A proposta atual, na prática, acaba com a aposentadoria por tempo de contribuição, instituindo aposentadoria por idade aos que tiveram 15 anos de carência, com aumento progressivo da idade para 62 e 65 anos. Porém, a proposta consiste em trabalhar 15 anos para receber 50% do salário de benefício como aposentadoria. Para obter 100% do salário de benefício deve-se trabalhar 40 anos.
A presidente Dilma, com a lei 13.135, já havia aumentado o tempo de carência para receber benefício de pensão, dificultando seu acesso e diminuindo seu valor.
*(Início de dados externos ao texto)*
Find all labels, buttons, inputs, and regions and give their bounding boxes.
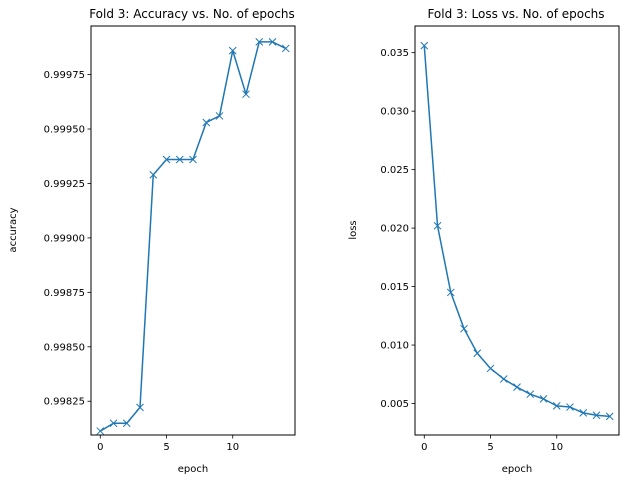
accuracy-data-point <box>255 38 264 46</box>
loss-y-tick-label: 0.035 <box>380 48 409 59</box>
accuracy-data-point <box>228 46 237 55</box>
accuracy-x-axis-label: epoch <box>178 464 208 475</box>
loss-data-point <box>460 324 468 333</box>
loss-y-tick-label: 0.005 <box>380 399 409 410</box>
accuracy-y-tick-label: 0.99850 <box>44 342 85 353</box>
accuracy-x-tick-label: 0 <box>97 442 103 453</box>
loss-y-tick-label: 0.025 <box>380 165 409 176</box>
accuracy-x-tick-label: 5 <box>163 442 169 453</box>
accuracy-y-tick-label: 0.99950 <box>44 125 85 136</box>
loss-data-point <box>552 402 561 410</box>
accuracy-data-point <box>202 118 211 127</box>
loss-y-tick-label: 0.030 <box>380 107 409 118</box>
loss-chart: Fold 3: Loss vs. No. of epochs 0 5 10 0.00… <box>348 7 620 475</box>
accuracy-data-point <box>96 427 105 435</box>
loss-data-point <box>499 375 508 383</box>
accuracy-chart-title: Fold 3: Accuracy vs. No. of epochs <box>89 7 295 21</box>
accuracy-y-tick-label: 0.99875 <box>44 288 85 299</box>
loss-data-point <box>446 288 455 297</box>
accuracy-data-point <box>189 155 197 164</box>
loss-data-point <box>566 403 574 411</box>
accuracy-data-point <box>215 112 224 120</box>
loss-series <box>420 41 614 421</box>
accuracy-x-ticks: 0 5 10 <box>97 435 239 453</box>
loss-y-ticks: 0.005 0.010 0.015 0.020 0.025 0.030 0.035 <box>380 48 415 410</box>
accuracy-data-point <box>281 44 290 53</box>
loss-data-point <box>420 41 429 50</box>
loss-y-tick-label: 0.020 <box>380 224 409 235</box>
accuracy-data-point <box>122 419 131 428</box>
accuracy-x-tick-label: 10 <box>226 442 239 453</box>
loss-x-tick-label: 0 <box>421 442 427 453</box>
accuracy-series <box>96 38 290 435</box>
accuracy-data-point <box>268 38 277 46</box>
loss-plot-area <box>414 25 620 436</box>
accuracy-data-point <box>109 419 118 428</box>
accuracy-chart: Fold 3: Accuracy vs. No. of epochs 0 5 10 … <box>8 7 296 475</box>
accuracy-data-point <box>136 403 144 412</box>
accuracy-y-tick-label: 0.99925 <box>44 179 85 190</box>
accuracy-data-point <box>162 155 171 164</box>
accuracy-plot-area <box>90 25 296 436</box>
accuracy-y-tick-label: 0.99900 <box>44 233 85 244</box>
loss-data-point <box>579 409 588 417</box>
loss-data-point <box>473 349 482 358</box>
loss-data-point <box>526 390 535 399</box>
loss-chart-title: Fold 3: Loss vs. No. of epochs <box>427 7 604 21</box>
loss-data-point <box>486 364 495 373</box>
accuracy-data-point <box>175 155 184 164</box>
accuracy-y-tick-label: 0.99825 <box>44 397 85 408</box>
accuracy-data-point <box>242 90 250 99</box>
loss-data-point <box>513 383 521 392</box>
loss-x-ticks: 0 5 10 <box>421 435 563 453</box>
loss-y-tick-label: 0.010 <box>380 341 409 352</box>
loss-x-tick-label: 10 <box>550 442 563 453</box>
loss-data-point <box>605 412 614 421</box>
loss-y-axis-label: loss <box>348 220 359 239</box>
loss-data-point <box>433 221 442 230</box>
accuracy-data-point <box>149 170 158 179</box>
loss-data-point <box>592 411 601 420</box>
accuracy-y-tick-label: 0.99975 <box>44 70 85 81</box>
accuracy-y-axis-label: accuracy <box>8 207 19 252</box>
loss-y-tick-label: 0.015 <box>380 282 409 293</box>
loss-x-tick-label: 5 <box>487 442 493 453</box>
loss-data-point <box>539 395 548 403</box>
loss-x-axis-label: epoch <box>502 464 532 475</box>
accuracy-y-ticks: 0.99825 0.99850 0.99875 0.99900 0.99925 0.999… <box>44 70 91 408</box>
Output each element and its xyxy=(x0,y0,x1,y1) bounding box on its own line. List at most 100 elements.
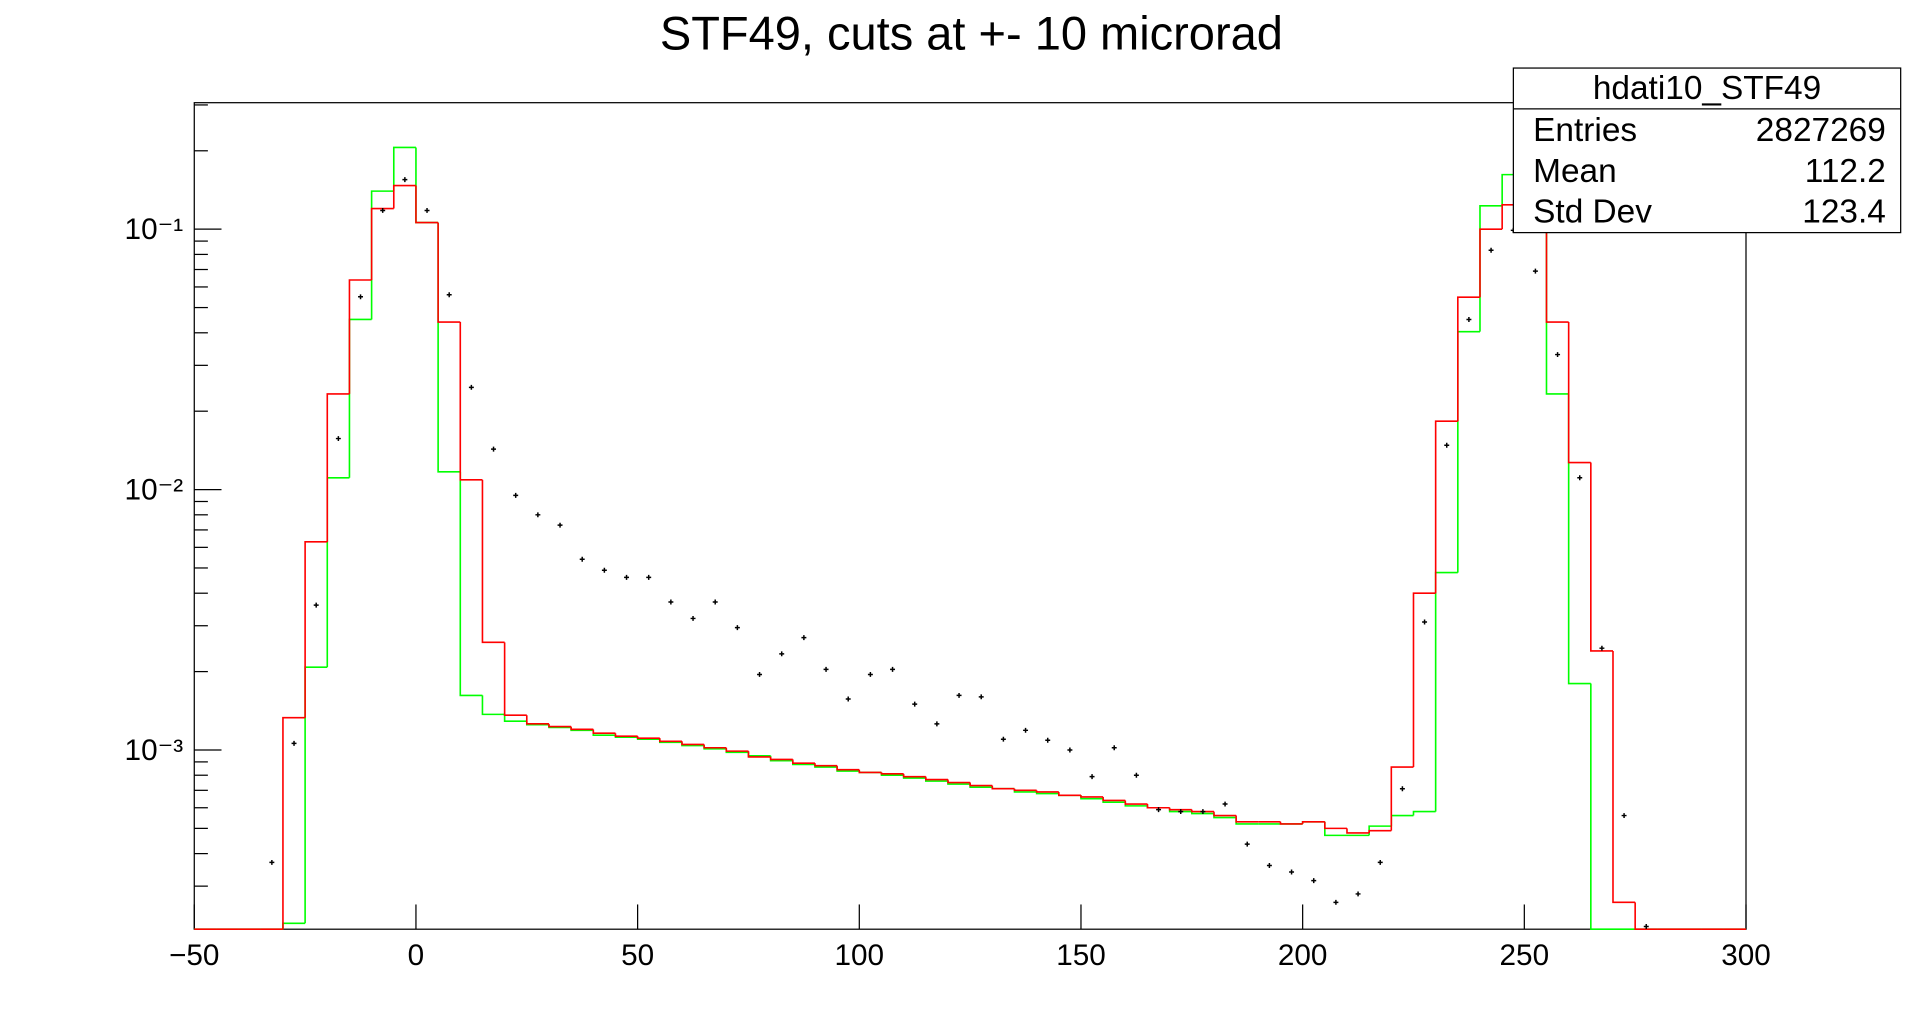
data-point xyxy=(1089,774,1095,780)
data-point xyxy=(1577,475,1583,481)
data-point xyxy=(934,721,940,727)
stats-value: 2827269 xyxy=(1756,112,1886,149)
histogram-bin xyxy=(437,222,461,323)
data-point xyxy=(1621,813,1627,819)
data-point xyxy=(1222,801,1228,807)
data-point xyxy=(1422,619,1428,625)
stats-label: Mean xyxy=(1533,153,1617,190)
histogram-bin xyxy=(924,776,948,781)
data-point xyxy=(1355,891,1361,897)
histogram-bin xyxy=(1035,790,1059,793)
histogram-bin xyxy=(1545,229,1569,323)
histogram-bin xyxy=(969,782,993,787)
stats-value: 112.2 xyxy=(1805,153,1886,190)
histogram-bin xyxy=(1058,791,1081,797)
data-point xyxy=(1045,737,1051,743)
histogram-bin xyxy=(614,733,638,737)
histogram-bin xyxy=(481,695,505,716)
data-point xyxy=(579,556,585,562)
histogram-bin xyxy=(525,715,549,725)
data-point xyxy=(1377,859,1383,865)
histogram-bin xyxy=(1191,809,1214,813)
histogram-bin xyxy=(481,479,505,644)
data-point xyxy=(823,666,829,672)
histogram-bin xyxy=(1346,828,1370,834)
histogram-bin xyxy=(1102,796,1126,802)
data-point xyxy=(335,436,341,442)
histogram-bin xyxy=(1590,462,1613,652)
data-point xyxy=(1289,869,1295,875)
data-point xyxy=(468,384,474,390)
x-tick-label: 250 xyxy=(1500,939,1550,972)
data-point xyxy=(513,492,519,498)
histogram-bin xyxy=(282,716,306,930)
histogram-bin xyxy=(370,207,394,281)
data-point xyxy=(491,446,497,452)
data-point xyxy=(867,671,873,677)
histogram-bin xyxy=(836,765,860,771)
histogram-bin xyxy=(503,642,527,717)
stats-title: hdati10_STF49 xyxy=(1593,70,1821,107)
data-point xyxy=(1643,924,1649,929)
x-tick-label: 150 xyxy=(1056,939,1106,972)
data-point xyxy=(358,294,364,300)
data-point xyxy=(424,207,430,213)
histogram-bin xyxy=(947,779,971,784)
histogram-bin xyxy=(1080,795,1104,798)
plot-frame xyxy=(193,102,1747,930)
histogram-bin xyxy=(1124,800,1148,805)
data-point xyxy=(1532,268,1538,274)
histogram-bin xyxy=(415,185,439,224)
histogram-bin xyxy=(880,772,904,775)
x-tick-label: 300 xyxy=(1721,939,1771,972)
data-point xyxy=(978,694,984,700)
data-point xyxy=(1399,786,1405,792)
histogram-bin xyxy=(548,723,572,728)
histogram-bin xyxy=(636,736,660,739)
histogram-bin xyxy=(769,756,793,761)
data-point xyxy=(734,625,740,631)
histogram-bin xyxy=(326,393,350,542)
data-point xyxy=(1599,645,1605,651)
data-point xyxy=(291,740,297,746)
data-point xyxy=(1200,809,1206,815)
data-point xyxy=(712,599,718,605)
histogram-bin xyxy=(902,773,926,778)
stats-box xyxy=(1512,67,1902,234)
y-tick-label: 10⁻² xyxy=(125,473,184,506)
stats-label: Entries xyxy=(1533,112,1637,149)
histogram-bin xyxy=(991,785,1015,790)
histogram-bin xyxy=(658,738,682,743)
histogram-bin xyxy=(1567,393,1591,685)
data-point xyxy=(1266,863,1272,868)
data-point xyxy=(269,859,275,865)
histogram-bin xyxy=(1434,420,1458,594)
data-point xyxy=(1178,809,1184,815)
histogram-bin xyxy=(392,184,416,209)
histogram-bin xyxy=(1213,811,1237,817)
data-point xyxy=(402,177,408,183)
histogram-bin xyxy=(304,541,328,718)
data-point xyxy=(1555,352,1561,358)
histogram-bin xyxy=(1412,810,1436,816)
data-point xyxy=(1133,772,1139,778)
data-point xyxy=(1311,878,1317,884)
data-point xyxy=(1333,899,1339,905)
data-point xyxy=(646,574,652,580)
data-point xyxy=(668,599,674,605)
chart-title: STF49, cuts at +- 10 microrad xyxy=(660,6,1283,59)
stats-label: Std Dev xyxy=(1533,194,1652,231)
histogram-bin xyxy=(814,763,838,767)
histogram-bin xyxy=(570,726,594,731)
data-point xyxy=(690,615,696,621)
histogram-bin xyxy=(1146,804,1170,809)
data-point xyxy=(313,602,319,608)
x-tick-label: 200 xyxy=(1278,939,1328,972)
data-point xyxy=(1466,317,1472,322)
histogram-bin xyxy=(392,146,416,192)
y-tick-label: 10⁻¹ xyxy=(125,213,184,246)
histogram-bin xyxy=(459,471,483,697)
histogram-bin xyxy=(459,322,483,481)
data-point xyxy=(557,522,563,528)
O presidente Temer, com a Medida Provisória 709 que realizou um pente fino aos beneficiários de aposentadoria por invalidez e auxílio-doença, deu alta para cerca de 80% dos beneficiários, “conseguindo seu intuito de aumentar o caixa da Previdência”, comenta Marilinda, lembrando que houve greves no país no início do ano que foram exitosas ao conquistarem mudanças no projeto original. Porém, a questão das delações de empresários enfraqueceram as figuras públicas e desmobilizaram a população.
Marilinda, como anarco-sindicalista, defende ardorosamente a não judicialização das lutas dos movimentos sociais, ressaltando que o judiciário é, em grande parte, integrado por juízes oriundos da classe mais favorecida economicamente, e que os três poderes não são autônomos quanto se declaram. “A luta também não se pode dar somente por temas e demandas pontuais da categoria, tendo de ser unificada às pautas mais gerais, como mais orçamento para o SUS, sistema de saúde que é uma grande vitória do Brasil do século 20, saúde universal de qualidade, que está sendo sucateado sistematicamente”.
“Em síntese, mesmo que a reforma esteja “desidratada”, o próximo presidente atenderá as demandas do capital a fim de possibilitar a entrada de novos recursos no país. O governo teve vitórias neste meio tempo, com aprovação da reforma trabalhista e a possível extinção da Justiça do Trabalho. Estas reformas, com uma população que não teve educação previdenciária e nenhuma preparação para o momento da velhice, da doença e da morte, é a receita para a miséria”.